KEROMANTISAN
CINTA
SEBUAH
PENCARIAN
ATAU KEBETULAN?
CINTA
sebuah
selaksa yang akan terus menelanjangi
keseharian hidup seseorang. Banyak ragam keterusterangan yang ditimbulkan cinta
untuk membentuk simbol-simbol keterikatan. uang, pasangan, fasilitas, ilmu,
kesempurnaan dan kekekalan menjalani kehidupan kesemuanya merupakan pelampiasan
terikat sebuah pemaknaan cinta. Terbinanya cinta akan memberi sensasi keutuhan
yang sedap bagi sebagian orang yang mampu menampilkan keselarasan. Atau
sebaliknya, terputusnya cinta malah menjadikan kehidupan seseorang jatuh
kedalam kekosongan dan kehampaan.
Retorika “cinta monyet” sebuah persepsi
keromantisan kisah muda-mudi yang dengan keleluasaan menghamba pada kata-kata
untuk bisa merasai dan merindui cinta.

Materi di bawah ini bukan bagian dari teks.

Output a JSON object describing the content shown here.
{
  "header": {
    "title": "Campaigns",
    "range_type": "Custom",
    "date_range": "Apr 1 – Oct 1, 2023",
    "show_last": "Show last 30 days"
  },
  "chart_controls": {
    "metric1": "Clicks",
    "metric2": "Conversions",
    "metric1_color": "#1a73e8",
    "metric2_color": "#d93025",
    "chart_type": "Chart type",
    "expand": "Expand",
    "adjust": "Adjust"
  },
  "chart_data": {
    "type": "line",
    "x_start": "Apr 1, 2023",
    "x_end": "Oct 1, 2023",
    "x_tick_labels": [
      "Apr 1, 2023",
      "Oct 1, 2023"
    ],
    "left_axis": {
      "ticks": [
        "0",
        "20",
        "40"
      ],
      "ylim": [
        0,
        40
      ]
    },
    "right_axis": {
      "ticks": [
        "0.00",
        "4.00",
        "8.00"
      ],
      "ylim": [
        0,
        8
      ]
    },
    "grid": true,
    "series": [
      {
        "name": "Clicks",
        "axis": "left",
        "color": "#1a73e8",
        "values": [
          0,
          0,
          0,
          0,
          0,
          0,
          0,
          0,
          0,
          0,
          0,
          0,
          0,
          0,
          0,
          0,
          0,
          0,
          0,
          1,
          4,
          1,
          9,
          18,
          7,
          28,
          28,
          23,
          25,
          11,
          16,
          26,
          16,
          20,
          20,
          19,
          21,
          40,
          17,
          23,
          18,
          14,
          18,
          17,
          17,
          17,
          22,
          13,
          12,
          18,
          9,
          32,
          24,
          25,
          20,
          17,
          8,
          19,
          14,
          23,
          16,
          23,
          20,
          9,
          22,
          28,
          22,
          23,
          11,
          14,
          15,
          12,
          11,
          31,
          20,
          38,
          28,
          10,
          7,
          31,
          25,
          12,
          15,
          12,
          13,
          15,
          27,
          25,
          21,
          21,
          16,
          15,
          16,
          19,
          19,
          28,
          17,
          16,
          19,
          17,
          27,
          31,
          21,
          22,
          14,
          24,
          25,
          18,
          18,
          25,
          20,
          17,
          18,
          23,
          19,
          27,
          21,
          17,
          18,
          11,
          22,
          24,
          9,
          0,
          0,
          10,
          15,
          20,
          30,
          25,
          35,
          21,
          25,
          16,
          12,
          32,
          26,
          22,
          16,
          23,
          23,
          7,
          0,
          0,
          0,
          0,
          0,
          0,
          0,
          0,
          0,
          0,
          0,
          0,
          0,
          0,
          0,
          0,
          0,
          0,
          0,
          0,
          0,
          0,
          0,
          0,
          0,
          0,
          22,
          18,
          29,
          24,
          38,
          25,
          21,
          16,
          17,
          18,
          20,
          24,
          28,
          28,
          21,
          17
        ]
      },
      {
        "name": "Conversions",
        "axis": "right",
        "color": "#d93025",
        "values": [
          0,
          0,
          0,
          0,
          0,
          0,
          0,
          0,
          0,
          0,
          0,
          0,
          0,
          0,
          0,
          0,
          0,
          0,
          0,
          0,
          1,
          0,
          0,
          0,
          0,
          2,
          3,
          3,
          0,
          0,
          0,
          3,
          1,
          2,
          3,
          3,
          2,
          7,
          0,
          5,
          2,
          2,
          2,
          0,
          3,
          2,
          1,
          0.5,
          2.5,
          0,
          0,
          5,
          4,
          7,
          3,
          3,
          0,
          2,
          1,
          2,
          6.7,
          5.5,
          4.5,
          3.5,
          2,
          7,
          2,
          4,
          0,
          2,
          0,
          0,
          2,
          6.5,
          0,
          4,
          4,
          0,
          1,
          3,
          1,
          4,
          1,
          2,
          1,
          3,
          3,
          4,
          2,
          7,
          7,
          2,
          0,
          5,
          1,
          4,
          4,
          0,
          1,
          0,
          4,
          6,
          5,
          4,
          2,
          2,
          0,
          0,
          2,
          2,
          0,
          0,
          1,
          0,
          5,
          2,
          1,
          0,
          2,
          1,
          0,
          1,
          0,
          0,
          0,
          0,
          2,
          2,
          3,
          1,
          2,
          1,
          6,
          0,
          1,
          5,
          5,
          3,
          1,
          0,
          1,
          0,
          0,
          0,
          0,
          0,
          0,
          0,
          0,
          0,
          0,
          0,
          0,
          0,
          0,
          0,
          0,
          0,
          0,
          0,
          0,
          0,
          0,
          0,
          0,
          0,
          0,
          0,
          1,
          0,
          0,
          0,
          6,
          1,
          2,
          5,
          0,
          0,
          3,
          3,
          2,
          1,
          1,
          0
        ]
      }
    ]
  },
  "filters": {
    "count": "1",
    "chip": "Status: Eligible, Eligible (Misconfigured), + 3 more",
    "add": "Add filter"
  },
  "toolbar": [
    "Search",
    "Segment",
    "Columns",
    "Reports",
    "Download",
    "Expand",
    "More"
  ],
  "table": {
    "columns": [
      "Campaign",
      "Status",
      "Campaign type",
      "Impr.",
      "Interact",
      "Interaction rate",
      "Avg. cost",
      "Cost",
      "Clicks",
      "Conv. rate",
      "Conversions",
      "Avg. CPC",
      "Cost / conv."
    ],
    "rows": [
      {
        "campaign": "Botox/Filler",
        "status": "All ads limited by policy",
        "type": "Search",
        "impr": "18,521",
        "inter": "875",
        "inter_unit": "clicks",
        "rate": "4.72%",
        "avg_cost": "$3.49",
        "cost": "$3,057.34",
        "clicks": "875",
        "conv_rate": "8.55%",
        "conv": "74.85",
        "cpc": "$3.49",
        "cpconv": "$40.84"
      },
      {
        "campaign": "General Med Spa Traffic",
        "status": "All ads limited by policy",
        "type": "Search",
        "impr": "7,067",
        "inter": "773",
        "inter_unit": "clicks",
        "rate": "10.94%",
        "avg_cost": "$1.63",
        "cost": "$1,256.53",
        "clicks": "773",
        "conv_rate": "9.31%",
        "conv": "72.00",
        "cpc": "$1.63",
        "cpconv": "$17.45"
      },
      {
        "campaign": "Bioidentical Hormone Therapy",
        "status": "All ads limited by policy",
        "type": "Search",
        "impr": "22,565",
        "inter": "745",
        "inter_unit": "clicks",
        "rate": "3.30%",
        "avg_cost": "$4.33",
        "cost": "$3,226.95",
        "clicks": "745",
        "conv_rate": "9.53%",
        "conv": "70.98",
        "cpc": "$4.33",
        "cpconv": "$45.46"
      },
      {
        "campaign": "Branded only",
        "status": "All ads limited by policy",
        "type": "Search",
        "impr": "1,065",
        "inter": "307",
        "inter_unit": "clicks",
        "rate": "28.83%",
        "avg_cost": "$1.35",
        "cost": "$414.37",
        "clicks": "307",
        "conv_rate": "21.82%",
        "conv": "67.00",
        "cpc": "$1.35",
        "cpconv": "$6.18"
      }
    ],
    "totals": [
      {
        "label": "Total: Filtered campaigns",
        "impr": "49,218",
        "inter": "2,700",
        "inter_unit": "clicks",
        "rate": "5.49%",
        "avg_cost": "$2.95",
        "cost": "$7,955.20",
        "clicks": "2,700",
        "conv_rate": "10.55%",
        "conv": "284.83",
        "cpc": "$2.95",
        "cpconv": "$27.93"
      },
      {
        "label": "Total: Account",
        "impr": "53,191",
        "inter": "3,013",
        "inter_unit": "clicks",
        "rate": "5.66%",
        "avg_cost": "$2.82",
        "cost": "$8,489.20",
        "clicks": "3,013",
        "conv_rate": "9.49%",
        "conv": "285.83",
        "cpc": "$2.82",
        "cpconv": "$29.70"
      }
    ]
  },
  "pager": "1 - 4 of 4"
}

Diteropong dengan hikmat dan penuh
seksama, mencari pasangan sebagai pelampiasan sampai pada tindakan ceroboh
melawan titah Tuhan dan aturan-aturan yang sudah ditetapkan. Hingga sabda Tuhan
menurunkan Nabi Adam dan Hawa dari tingkat mulia (surga) ke tingkat terendah
(dunia).
Fenomena melawan dan melanggar
aturan-aturan Tuhan pun tetap terjadi sampai dengan sekarang. Karena pelampiasan
cinta merupakan gejolak yang akan terus turun-temurun dan menjadi fenomena yang
berjenjang hingga seorang akademisi sekaligus sastrawan Thahjono Widarmanto menulis
puisi “Episode Cinta “ yang dibagi kedalam empat episode, dengan pembagian Episode 1: Mozaik Cinta, Episode 2: Perahu Ini, Kekasihku, Episode 3:
Narasi Cinta yang Tersisa, Episode 4: Daun Gugur. Ada rentetan cerita yang ingin diurai oleh
penyair dalam puisi tersebut berdasar pada pengalaman dan pengetahuan terkhusus
tentang cinta.
Bercerita cinta menggunakan puisi bisa
memikat jika penggunaan stilistika yang mampu membaru dan memihak. Dibubuhi keutuhan
strukturalistik yang menuntun pada struktur fisik dan batin yang kompleks akan
memenuhi keromantisan dan atau kerealistikan cinta. Keterhubungan tersebut
memberi makna tersendiri bagi penikmat dan terkhusus penyair sendiri.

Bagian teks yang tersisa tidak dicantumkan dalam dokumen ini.